Bulk ouviu o compacto e, como costuma acontecer com todo mundo que tem contato com este disco, apaixonou-se por “Soluços”. O contato, por conta de E Volto Pra Curtir, com músicos da cena experimental do Rio de Janeiro, como Marcos Campello e Bruno Cosentino (este mais “poroso” à canção que o primeiro) acabou providenciando o encontro com Cadu Tenório, músico crescido na zona norte do Rio, beirando a linha do trem, onde vive até hoje. Juntos, realizaram o EP Soluços com a participação de Alice Caymmi.


“Eu chapei! Achei aquilo demais. Não que seja uma fórmula, mas saca quando você vê algo que é a sua cara? Foi isso que eu achei. É isso! Isso é meu!” — comenta Bulk sobre o trabalho de Tenório, reconstruindo a sonoridade da canção a partir de uma gravação voz (Alice Caymmi) e guitarra (Lucas Vasconcellos), esta completamente extirpada do resultado final. Desenhava-se, nesta obra, neste processo, o modus operandi de Banquete (2014).


Composto a partir de letras que Bulk recuperou e remixou de um blog que mantinha nos anos 90, Banquete é um disco composto de 4 faixas: “Café Expresso”, “Estela”, “Electric Fish” e “Em Transe”. As letras foram enviadas a Bruno Cosentino, Rafael Rocha e César Lacerda, que providenciaram a primeira encarnação das canções, arranjadas ao violão para as vozes de Michele Leal, Alice Caymmi, Livia Nestróvski e Letícia Novaes, que não participou do disco, sendo substituída pela voz de César Lacerda em “Electric Fish” (curiosamente, nenhuma mulher se dispôs a cantar uma canção que versa sobre sexo oral).


Voz e violão, formato clássico de canção, aquela mesma que disseram ter acabado, dez anos antes da produção deste álbum.

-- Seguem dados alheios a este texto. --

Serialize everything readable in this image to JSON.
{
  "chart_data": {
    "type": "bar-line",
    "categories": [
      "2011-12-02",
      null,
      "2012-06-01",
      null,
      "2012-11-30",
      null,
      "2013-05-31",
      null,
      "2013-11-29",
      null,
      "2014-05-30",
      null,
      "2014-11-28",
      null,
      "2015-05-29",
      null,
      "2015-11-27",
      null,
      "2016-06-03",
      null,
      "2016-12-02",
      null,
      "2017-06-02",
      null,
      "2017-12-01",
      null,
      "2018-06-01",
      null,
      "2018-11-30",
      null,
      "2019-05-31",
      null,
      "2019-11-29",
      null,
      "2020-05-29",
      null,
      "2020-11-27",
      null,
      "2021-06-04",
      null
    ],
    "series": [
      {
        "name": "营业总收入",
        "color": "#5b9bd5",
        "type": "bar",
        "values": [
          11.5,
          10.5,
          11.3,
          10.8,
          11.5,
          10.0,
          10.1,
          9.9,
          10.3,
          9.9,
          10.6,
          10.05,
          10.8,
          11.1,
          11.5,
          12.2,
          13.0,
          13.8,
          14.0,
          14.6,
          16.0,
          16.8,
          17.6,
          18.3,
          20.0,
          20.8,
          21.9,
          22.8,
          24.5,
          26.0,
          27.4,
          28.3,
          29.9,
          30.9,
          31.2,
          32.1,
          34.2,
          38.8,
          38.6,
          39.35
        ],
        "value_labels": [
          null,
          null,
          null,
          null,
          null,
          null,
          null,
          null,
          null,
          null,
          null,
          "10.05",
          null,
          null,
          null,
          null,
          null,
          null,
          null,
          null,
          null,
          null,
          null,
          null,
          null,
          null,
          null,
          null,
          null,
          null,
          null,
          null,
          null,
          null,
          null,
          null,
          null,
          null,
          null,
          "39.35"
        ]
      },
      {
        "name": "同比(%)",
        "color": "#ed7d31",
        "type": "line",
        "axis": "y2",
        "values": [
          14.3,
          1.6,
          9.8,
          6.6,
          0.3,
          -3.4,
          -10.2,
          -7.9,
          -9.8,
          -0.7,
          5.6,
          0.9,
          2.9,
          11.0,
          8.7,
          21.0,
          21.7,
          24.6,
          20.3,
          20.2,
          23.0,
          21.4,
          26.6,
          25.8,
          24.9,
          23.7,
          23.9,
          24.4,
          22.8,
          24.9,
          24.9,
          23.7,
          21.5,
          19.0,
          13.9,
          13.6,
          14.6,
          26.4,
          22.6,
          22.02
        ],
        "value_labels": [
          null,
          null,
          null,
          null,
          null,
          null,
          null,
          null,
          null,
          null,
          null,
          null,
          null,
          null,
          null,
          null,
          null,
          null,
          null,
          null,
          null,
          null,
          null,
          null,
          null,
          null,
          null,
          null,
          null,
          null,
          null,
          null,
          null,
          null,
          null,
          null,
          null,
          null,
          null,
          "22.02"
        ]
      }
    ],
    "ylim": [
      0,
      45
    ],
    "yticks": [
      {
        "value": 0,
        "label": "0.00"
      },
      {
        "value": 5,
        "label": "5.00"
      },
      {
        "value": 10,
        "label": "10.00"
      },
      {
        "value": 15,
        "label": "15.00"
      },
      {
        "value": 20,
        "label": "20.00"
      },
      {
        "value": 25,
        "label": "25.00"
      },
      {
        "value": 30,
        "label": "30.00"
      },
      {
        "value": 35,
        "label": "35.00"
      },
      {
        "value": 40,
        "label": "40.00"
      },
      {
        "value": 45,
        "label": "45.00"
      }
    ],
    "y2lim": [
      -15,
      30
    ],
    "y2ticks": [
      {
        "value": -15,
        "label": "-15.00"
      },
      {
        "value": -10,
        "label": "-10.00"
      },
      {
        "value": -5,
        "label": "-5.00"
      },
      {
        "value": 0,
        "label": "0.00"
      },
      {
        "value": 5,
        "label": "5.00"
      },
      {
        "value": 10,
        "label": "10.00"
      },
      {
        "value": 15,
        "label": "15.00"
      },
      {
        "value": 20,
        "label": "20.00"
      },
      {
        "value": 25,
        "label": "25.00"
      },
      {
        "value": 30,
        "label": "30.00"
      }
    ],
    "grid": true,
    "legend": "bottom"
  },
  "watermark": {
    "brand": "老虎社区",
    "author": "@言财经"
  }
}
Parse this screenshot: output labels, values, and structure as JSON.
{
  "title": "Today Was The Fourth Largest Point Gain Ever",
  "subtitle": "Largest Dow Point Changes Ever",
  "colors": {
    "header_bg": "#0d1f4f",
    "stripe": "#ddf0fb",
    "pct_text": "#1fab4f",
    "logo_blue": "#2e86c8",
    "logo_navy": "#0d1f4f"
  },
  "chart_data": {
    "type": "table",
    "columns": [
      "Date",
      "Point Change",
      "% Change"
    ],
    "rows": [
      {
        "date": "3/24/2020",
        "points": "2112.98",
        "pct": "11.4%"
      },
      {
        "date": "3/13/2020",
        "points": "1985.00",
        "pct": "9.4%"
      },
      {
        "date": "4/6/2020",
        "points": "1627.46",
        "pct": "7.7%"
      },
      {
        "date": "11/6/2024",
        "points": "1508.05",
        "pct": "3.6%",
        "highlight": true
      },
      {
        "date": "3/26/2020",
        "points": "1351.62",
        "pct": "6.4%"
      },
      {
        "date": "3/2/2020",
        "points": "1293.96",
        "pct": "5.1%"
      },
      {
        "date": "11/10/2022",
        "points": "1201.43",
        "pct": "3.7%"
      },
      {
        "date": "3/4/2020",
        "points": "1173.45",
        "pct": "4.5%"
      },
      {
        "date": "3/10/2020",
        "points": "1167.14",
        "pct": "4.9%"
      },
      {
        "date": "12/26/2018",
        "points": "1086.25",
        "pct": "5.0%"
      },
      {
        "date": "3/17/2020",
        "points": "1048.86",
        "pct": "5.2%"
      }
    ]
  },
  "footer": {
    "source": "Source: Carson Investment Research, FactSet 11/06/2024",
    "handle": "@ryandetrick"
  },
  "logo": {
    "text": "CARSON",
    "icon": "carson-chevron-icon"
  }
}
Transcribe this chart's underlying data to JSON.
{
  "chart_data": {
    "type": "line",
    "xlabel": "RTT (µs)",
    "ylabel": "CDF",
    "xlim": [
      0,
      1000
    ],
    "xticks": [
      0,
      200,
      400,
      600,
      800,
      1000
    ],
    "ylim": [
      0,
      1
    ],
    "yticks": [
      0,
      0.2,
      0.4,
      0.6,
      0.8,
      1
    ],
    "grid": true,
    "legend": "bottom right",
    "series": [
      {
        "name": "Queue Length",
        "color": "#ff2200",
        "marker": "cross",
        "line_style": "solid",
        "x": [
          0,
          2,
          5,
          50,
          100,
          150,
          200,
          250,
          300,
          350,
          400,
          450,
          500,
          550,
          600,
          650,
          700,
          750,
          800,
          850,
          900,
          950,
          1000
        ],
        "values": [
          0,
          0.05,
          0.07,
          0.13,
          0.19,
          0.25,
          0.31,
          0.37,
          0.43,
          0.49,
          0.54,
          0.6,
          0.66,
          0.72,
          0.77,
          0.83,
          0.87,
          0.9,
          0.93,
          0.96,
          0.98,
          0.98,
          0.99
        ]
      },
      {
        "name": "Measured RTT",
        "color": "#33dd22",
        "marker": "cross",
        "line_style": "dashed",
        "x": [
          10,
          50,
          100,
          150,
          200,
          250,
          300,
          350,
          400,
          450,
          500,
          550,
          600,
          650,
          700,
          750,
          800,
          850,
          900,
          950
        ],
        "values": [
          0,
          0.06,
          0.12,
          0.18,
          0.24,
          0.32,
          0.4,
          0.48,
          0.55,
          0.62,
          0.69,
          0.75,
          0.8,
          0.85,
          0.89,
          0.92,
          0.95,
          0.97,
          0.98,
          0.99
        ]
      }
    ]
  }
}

Antes de falar da implosão deste formato no processamento de cada fonograma, é interessante olhar para o disco. A capa é uma natureza morta, do séc. XVII, de Jacques Linard. Ao enviar as letras que virariam canções, Bulk enviou também a capa do disco para os músicos. A tela é feita de corais e conchas dispostas sobre um fundo preto — o fundo do oceano — e é impossível não associar esta imagem ao trabalho de Tenório no arranjo das canções.


O mar está presente em "Estela”; o peixe, em “Electric Fish”; a comida, em “Café Expresso”; e “Em Transe”, um banquete oceânico. Quando da construção das letras, Bulk lia O Banquete, de Platão, e Fragmentos de um Discurso Amoroso, de Roland Barthes. Para remixar as letras de 20 anos antes, a leitura de ambos foi retomada. Quase o nome do disco virou Fragmentos..., mas seria óbvio demais. Banquete ganhou a parada.


E, como Aristófanes pontua no diálogo platônico, o disco trata do complexo caminho — e dos desdobramentos disso — até a outra metade, aquela que faz homens e mulheres correrem esbaforidos, em pânico, no desejo de voltarem a ser inteiros, uma vez divididos pela sabedoria de Zeus. O discurso é amoroso, quase perverso; a forma, primeira, é do samba-canção.


A ordem das canções era outra e contavam uma história contemporânea: um encontro casual, o enlace, a despedida e a avaliação. Uma vez alterada por conta de dinâmicas e da necessidade de conceber um álbum mais coeso na sonoridade que no sentido, produzem outro enunciado, mais focado nas realizações a partir de um passado cristalizado/consagrado — a forma samba-canção, apontando para outras possibilidades de escuta e produção da canção: a corporificação da letra na performance não está inteira no primeiro plano, é tensionada pela mancha sonora que ocupa o lugar consolidado do violão/harmonia na forma canção.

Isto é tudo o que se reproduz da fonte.